Mastery Of the Mouth
Delivered By
From Pastor David
Delivered On
March 6, 2017
Mastery of the Mouth 

     The ability to master our mouths, watch our words and tame our tongues demonstrates a level of spiritual and emotional maturity. As in most things the opposite is true as well. An inability to control our speech shows immaturity, it can inflict great harm on our relationships, and demonstrates where we are in our relationship or the lack thereof, with God.  

     Solomon, in Proverbs 15, addresses the importance of controlling our words by contrasting positive and negative speech. In each case, the effects end up as opposites: peacefulness or wrath, knowledge or folly, healing or a crushed spirit. In other words, when we fail to control our tongue, we don’t just fail to give, or be, a blessing, we also cause a wound that can rupture a relationship. 

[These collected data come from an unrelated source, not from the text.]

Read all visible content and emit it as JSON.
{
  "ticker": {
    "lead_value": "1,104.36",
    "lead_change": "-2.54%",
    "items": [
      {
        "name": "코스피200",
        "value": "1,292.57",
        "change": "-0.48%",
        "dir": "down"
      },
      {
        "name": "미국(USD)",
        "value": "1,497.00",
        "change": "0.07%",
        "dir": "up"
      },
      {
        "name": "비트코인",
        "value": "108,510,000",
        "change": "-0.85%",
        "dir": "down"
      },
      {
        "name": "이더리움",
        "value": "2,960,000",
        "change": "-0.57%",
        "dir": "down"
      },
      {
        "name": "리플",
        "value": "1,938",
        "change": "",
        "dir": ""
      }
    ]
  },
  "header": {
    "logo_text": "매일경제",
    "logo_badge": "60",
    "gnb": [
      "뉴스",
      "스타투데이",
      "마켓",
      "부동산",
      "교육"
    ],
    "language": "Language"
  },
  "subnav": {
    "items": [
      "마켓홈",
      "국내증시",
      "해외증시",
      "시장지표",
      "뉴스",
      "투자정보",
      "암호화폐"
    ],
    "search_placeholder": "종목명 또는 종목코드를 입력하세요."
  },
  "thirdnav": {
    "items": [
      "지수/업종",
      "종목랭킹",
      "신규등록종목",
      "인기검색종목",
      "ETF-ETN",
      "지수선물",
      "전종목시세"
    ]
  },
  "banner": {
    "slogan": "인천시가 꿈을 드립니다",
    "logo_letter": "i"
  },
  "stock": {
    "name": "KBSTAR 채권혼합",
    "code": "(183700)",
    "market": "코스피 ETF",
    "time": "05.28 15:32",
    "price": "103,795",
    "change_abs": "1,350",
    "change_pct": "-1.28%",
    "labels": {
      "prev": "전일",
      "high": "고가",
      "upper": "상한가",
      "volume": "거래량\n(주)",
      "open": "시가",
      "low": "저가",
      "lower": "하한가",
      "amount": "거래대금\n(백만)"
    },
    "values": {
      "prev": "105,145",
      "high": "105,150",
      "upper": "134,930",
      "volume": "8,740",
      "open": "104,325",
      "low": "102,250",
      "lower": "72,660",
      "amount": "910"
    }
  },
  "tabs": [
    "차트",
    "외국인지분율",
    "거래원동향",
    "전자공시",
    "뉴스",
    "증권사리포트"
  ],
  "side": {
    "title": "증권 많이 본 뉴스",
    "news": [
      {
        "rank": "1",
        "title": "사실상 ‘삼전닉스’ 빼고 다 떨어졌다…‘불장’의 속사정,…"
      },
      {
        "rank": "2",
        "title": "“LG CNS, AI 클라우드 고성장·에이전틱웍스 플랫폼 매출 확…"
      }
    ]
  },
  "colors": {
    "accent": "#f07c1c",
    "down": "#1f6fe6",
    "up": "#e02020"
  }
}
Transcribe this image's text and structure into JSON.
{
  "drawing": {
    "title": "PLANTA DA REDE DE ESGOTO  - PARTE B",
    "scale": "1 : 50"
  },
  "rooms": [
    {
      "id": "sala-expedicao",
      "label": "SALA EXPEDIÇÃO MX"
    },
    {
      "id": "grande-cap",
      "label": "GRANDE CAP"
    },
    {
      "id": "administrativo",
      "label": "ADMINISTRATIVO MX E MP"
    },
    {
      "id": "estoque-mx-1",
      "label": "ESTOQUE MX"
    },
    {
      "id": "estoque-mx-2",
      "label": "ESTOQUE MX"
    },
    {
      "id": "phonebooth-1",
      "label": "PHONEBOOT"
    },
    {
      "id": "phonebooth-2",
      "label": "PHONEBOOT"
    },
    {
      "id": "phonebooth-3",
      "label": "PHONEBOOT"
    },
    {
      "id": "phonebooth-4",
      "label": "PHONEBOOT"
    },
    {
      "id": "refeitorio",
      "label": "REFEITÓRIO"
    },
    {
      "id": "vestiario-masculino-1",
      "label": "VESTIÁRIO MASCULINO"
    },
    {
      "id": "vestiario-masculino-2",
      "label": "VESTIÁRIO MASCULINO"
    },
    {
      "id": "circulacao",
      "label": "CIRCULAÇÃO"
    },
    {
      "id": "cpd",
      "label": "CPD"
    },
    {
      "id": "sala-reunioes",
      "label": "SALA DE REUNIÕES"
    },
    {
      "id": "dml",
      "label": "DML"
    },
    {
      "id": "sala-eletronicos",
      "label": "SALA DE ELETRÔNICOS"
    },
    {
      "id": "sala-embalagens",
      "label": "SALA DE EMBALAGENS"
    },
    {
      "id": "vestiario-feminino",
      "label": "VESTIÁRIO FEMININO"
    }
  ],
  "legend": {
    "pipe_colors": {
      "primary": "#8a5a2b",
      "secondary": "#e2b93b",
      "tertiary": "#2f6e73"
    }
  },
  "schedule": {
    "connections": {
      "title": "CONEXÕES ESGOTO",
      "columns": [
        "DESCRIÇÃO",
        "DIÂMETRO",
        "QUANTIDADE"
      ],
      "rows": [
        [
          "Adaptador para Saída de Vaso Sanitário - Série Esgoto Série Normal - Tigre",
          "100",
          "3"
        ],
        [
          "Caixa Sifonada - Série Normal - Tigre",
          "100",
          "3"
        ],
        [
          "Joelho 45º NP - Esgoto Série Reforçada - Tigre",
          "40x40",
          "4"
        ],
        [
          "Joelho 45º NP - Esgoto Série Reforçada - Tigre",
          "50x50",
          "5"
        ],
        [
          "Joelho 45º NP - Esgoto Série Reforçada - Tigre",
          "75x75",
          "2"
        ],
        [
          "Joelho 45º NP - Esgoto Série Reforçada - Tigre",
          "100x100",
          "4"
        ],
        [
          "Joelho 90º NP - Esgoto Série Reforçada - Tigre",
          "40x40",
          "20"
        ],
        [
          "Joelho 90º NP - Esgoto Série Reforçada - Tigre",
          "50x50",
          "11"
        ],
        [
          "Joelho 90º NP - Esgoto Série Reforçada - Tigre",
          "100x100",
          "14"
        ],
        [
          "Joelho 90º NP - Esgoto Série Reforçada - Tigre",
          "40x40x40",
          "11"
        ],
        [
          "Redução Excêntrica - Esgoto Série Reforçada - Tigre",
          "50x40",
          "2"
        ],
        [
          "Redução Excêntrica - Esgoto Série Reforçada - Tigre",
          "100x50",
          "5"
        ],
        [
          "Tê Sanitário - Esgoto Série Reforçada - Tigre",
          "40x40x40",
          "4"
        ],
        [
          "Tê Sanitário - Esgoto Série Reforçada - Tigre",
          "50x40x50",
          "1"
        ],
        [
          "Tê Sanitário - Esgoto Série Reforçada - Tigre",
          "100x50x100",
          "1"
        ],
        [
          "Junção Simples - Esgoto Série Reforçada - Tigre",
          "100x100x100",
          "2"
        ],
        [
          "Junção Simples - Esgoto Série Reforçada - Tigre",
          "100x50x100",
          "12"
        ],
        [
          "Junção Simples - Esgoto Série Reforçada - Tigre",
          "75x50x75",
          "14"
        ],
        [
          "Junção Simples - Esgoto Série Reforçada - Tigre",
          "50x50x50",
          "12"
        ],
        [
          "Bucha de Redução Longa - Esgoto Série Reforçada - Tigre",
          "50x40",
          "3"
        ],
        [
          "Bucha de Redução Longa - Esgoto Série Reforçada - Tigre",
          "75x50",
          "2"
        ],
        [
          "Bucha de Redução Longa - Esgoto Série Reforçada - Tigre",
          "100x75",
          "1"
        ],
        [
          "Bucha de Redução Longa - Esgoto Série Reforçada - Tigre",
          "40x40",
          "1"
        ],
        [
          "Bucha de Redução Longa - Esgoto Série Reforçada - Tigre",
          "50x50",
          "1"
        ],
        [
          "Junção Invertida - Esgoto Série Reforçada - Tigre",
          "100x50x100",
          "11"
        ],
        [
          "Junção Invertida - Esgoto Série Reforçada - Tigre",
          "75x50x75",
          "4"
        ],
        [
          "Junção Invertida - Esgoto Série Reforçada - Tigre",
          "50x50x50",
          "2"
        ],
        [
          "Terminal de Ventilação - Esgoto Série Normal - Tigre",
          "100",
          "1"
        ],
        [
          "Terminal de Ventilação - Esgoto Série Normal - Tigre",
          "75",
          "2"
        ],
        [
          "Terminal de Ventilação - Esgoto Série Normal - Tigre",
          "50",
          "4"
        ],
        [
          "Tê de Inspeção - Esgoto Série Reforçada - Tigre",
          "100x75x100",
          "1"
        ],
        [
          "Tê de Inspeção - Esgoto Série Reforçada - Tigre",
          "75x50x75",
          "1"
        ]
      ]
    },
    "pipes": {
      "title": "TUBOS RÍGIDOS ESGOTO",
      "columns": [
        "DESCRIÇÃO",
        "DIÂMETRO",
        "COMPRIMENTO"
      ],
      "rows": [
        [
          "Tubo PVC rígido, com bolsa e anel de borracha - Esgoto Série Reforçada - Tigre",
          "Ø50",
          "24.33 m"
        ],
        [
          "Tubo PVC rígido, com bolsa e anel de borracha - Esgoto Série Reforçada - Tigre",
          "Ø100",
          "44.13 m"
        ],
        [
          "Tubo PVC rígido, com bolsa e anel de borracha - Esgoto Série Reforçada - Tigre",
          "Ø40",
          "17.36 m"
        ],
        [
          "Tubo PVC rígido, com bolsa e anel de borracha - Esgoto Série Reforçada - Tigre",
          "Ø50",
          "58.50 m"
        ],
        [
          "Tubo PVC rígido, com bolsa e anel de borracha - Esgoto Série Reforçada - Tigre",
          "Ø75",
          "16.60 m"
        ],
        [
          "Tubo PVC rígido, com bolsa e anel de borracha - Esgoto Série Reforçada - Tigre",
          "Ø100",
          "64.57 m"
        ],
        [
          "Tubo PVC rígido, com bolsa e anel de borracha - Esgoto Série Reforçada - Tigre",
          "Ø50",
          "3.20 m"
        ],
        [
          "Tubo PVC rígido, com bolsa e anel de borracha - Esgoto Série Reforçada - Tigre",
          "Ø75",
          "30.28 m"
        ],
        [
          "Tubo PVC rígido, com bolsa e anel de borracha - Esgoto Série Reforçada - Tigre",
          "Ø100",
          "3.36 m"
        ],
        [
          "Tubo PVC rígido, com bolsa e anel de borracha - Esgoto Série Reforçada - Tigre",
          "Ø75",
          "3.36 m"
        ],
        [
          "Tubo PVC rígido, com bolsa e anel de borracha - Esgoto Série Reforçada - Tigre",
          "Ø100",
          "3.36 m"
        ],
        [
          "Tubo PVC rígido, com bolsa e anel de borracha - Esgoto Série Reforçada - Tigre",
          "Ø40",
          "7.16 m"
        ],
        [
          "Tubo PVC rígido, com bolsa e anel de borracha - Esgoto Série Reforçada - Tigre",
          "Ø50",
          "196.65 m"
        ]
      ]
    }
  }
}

     Rabbi Joseph Telushkin, author of Words That Hurt, Words That Heal, states that he asks audiences whether they can go 24 hours without saying any unkind words about or to anyone. Invariably, a few people answer “yes,” but most call out “no!”  He responds, “Those who can’t answer ‘yes’ have a serious problem. If you can’t go 24 hours without drinking liquor, you’re addicted to alcohol. If you can’t last 24 hours without smoking, you’re addicted to nicotine. And if you can’t make it 24 hours without saying unkind words about others, you’ve lost control of your tongue.” 

     How can you tell whether your tongue is under control? You won’t say anything about an individual that you can’t say directly to that person. You resist the urge to exaggerate. You consciously examine your thoughts and remove gossip and rumors from your conversations. You keep in confidence a personal matter that someone else shares with you. Further, you learn to speak positive words. Appropriate words communicate affirmation, comfort and healing. 

     When was the last time you said something to another person that you instantly regretted? Maybe it was something intended as a joke that was instead taken as an offense, or perhaps it was a sharp word spoken in anger that you wish you could have taken back. Think of a specific situation, and then challenge yourself to rectify the hurt. While you may not be able to take back the words themselves, you can humbly submit yourself to that person and begin to rebuild the relationship.

     Let’s ponder a few questions as we prepare to take a positive step toward mastering our mouths and choosing our words.  Why do we struggle to control our words?  Do our words provide a positive witness of that which we believe?  How would others evaluate our speech? Would others say that our words more frequently heal or wound?  What steps can you take to gain tighter control over your tongue?

For those of us who might find this note speaks to us, check out Psalms 34:13-14 & James 3:1-12.